The Nationals announced Friday the creation of the Grand Slam E-Z Payment Plan, which allows fans to pay off their season tickets in monthly installments on their credit cards over six months.
The move is the latest among several measures the Nationals hope will attract fans during the tough economic climate. In September, they announced they were lowering season-ticket prices for 7,500 seats, and on Thursday they lowered individual-sale ticket prices on 14,000 seats.
Filling Nationals Park could be a struggle this season. Last year, the team ranked 13th in the National League and 19th in the major leagues in attendance, even though it was the inaugural season in the new ballpark. The team finished 59-102, the worst record in baseball, and has not made any major player acquisitions during the offseason.

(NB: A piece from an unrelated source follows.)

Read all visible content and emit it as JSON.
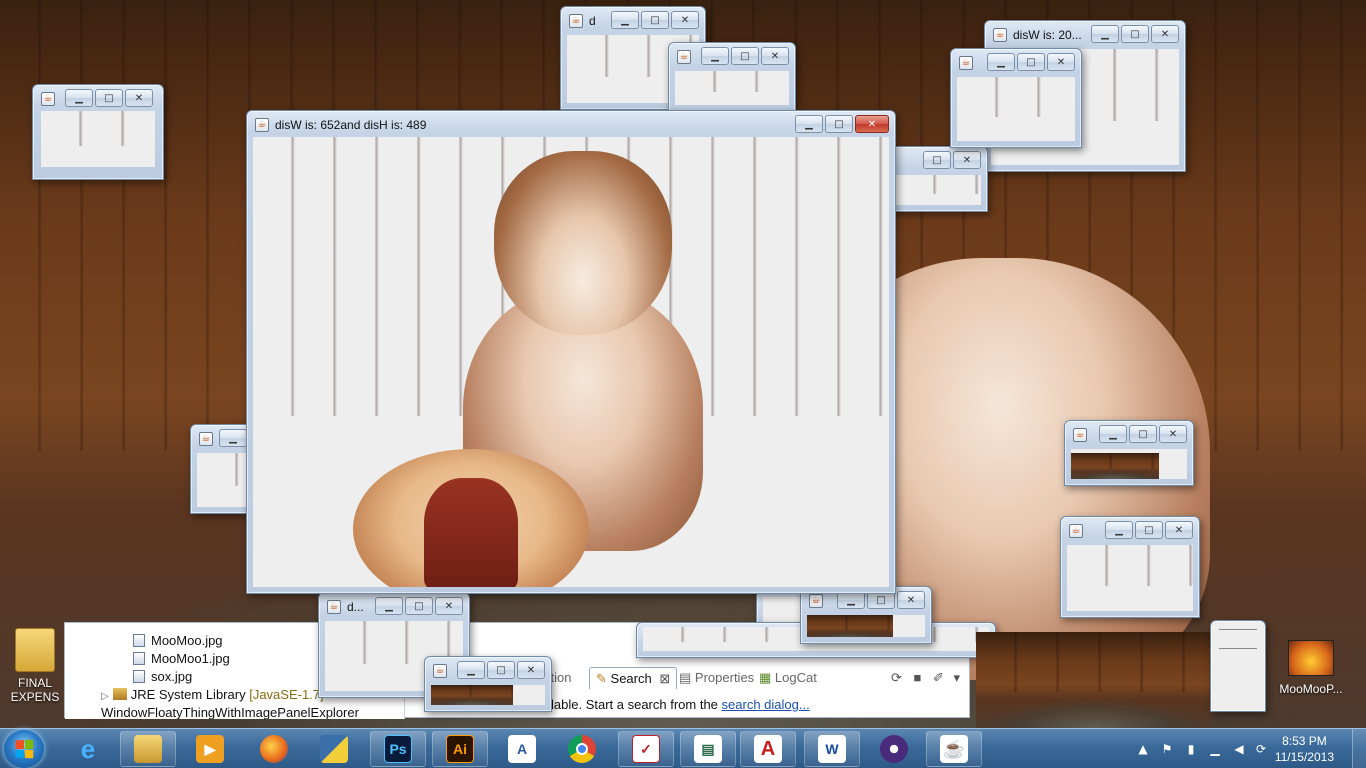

Nationals president Stan Kasten declined to give an update on season-ticket sales, but the team's news release said "excellent season ticket locations are still available throughout the ballpark."
Kasten said the economic meltdown "is definitely having an impact" on the team.
"We see some impact on tickets, but some of that is kind of an inevitable byproduct of the second year in the new stadium and all of that," Kasten told fans at a lunch for season-ticket holders. "We are seeing it in sponsorships. There are whole categories of sponsors that aren't playing right now
- the auto category, the bank category - so this has changed some of the ways we go about it."